Apesar das dificuldades dos empreendedores negros brasileiros, o País está à frente de outras nações da região pelo fato de ter criado seu próprio mercado em torno dessa comunidade, segundo a pesquisa “Empreendedorismo Negro na América Latina” patrocinada pelo Banco de Desenvolvimento da América Latina (CAF). O que leva à consequência de que, entre os negócios criados por empreendedores negros, os mais bem sucedidos são os que atendem às demandas desse público.
“De certa maneira, é um movimento parecido com o vivido pelos negros nos EUA há décadas, quando se criou uma indústria para atender aos consumidores que tinham sua própria identidade e cultura, ao mesmo tempo em que enfrentavam barreiras e não eram atendidos com produtos e serviços de qualidade”, diz Eddi Bermúdez Marcelín, executivo sênior do CAF.
Foi o caminho trilhado por Maurício Delfino, de 48 anos de idade.
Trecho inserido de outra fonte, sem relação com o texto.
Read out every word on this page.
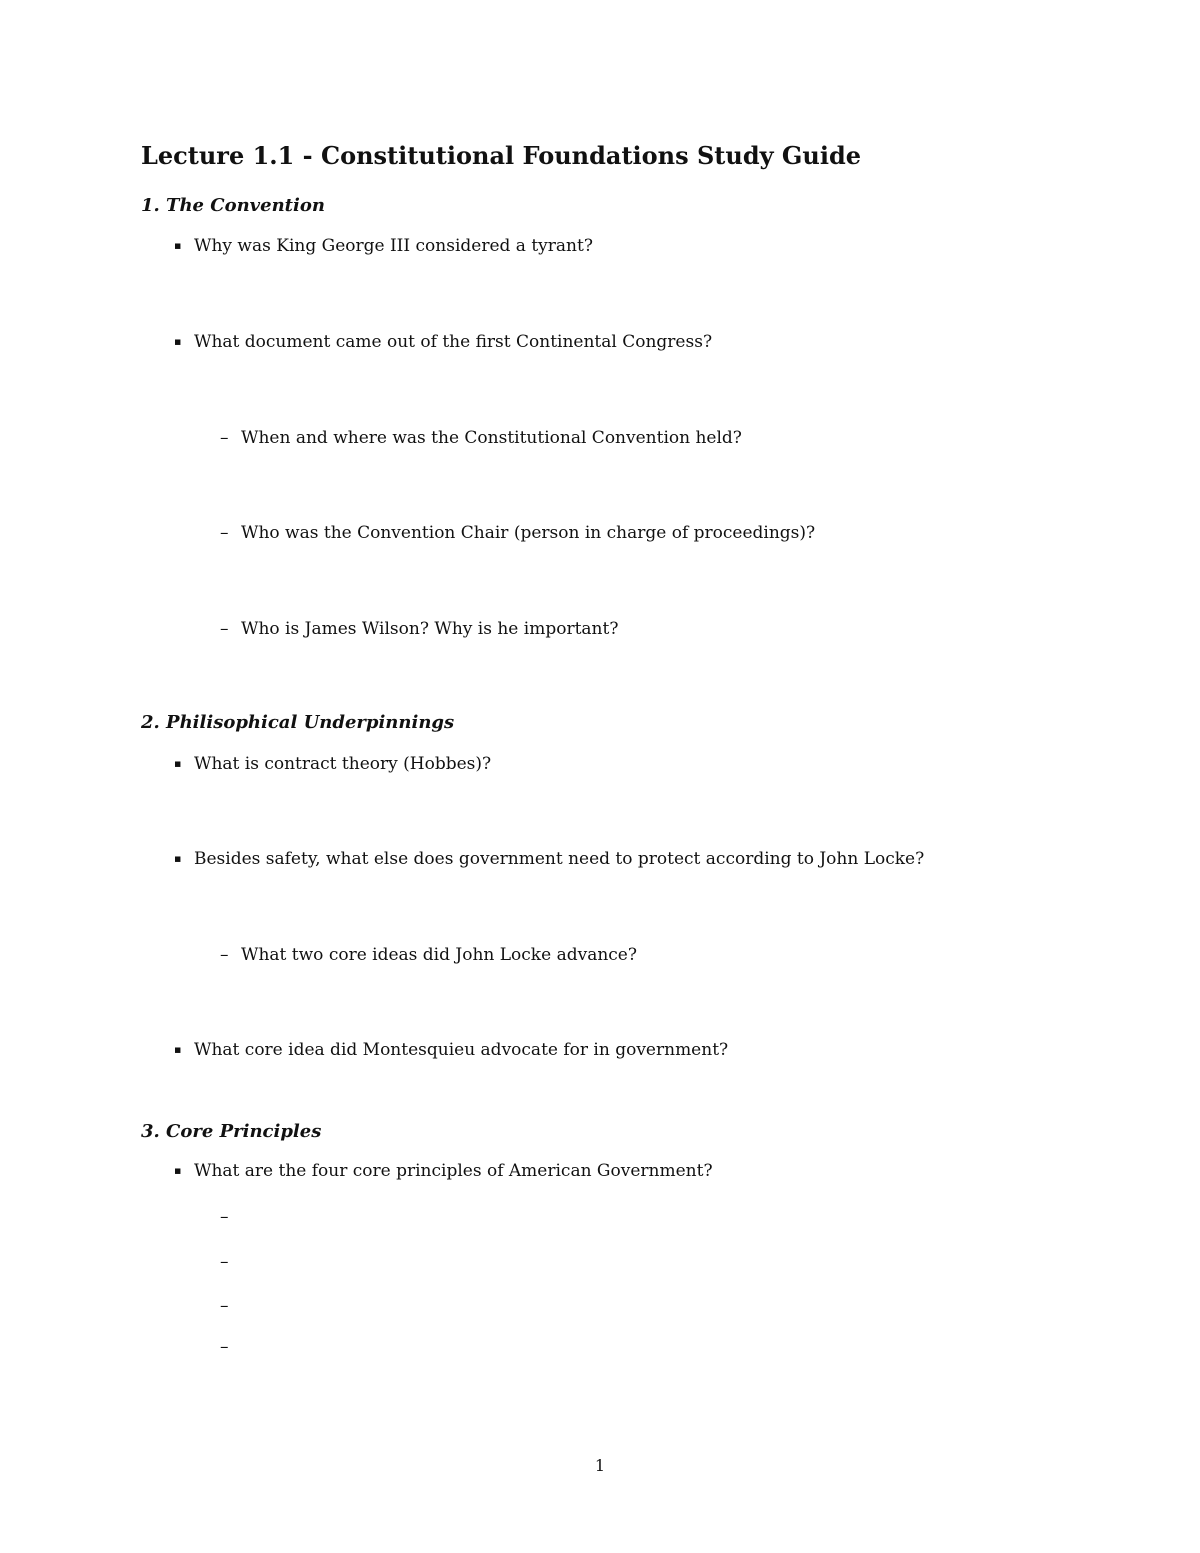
Lecture 1.1 - Constitutional Foundations Study Guide
1. The Convention

▪ Why was King George III considered a tyrant?

▪ What document came out of the first Continental Congress?

– When and where was the Constitutional Convention held?

– Who was the Convention Chair (person in charge of proceedings)?

– Who is James Wilson? Why is he important?

2. Philisophical Underpinnings

▪ What is contract theory (Hobbes)?

▪ Besides safety, what else does government need to protect according to John Locke?

– What two core ideas did John Locke advance?

▪ What core idea did Montesquieu advocate for in government?

3. Core Principles

▪ What are the four core principles of American Government?

–

–

–

–

1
Com um salário acima dos padrões de sua família desde muito cedo, por ter começado como jovem aprendiz na Siemens, ele resolveu empreender quando tinha uma boa poupança e fez um plano de negócios detalhado para montar a Da Minha Cor, que tem várias frentes de atuação. “Todas as vezes que eu viajava para o exterior, minhas tias, minhas primas, minha mãe e minha avó pediam que eu trouxesse produtos que não existiam no Brasil para cabelos e peles negras”, diz ele. “Comecei a fazer contas, vi que poderia dar certo e decidi montar uma empresa para atender à comunidade.”
O primeiro produto escolhido foram toucas de natação para cabelos afro. Delfino diz que passou pelo menos seis meses pesquisando e mostrando sua ideia e a resposta era unânime: não ia dar certo. “O pessoal dizia: ‘onde já se viu, negro em campeonato de natação?’”, diz ele. “E é verdade: natação é um esporte muito elitista e branco.”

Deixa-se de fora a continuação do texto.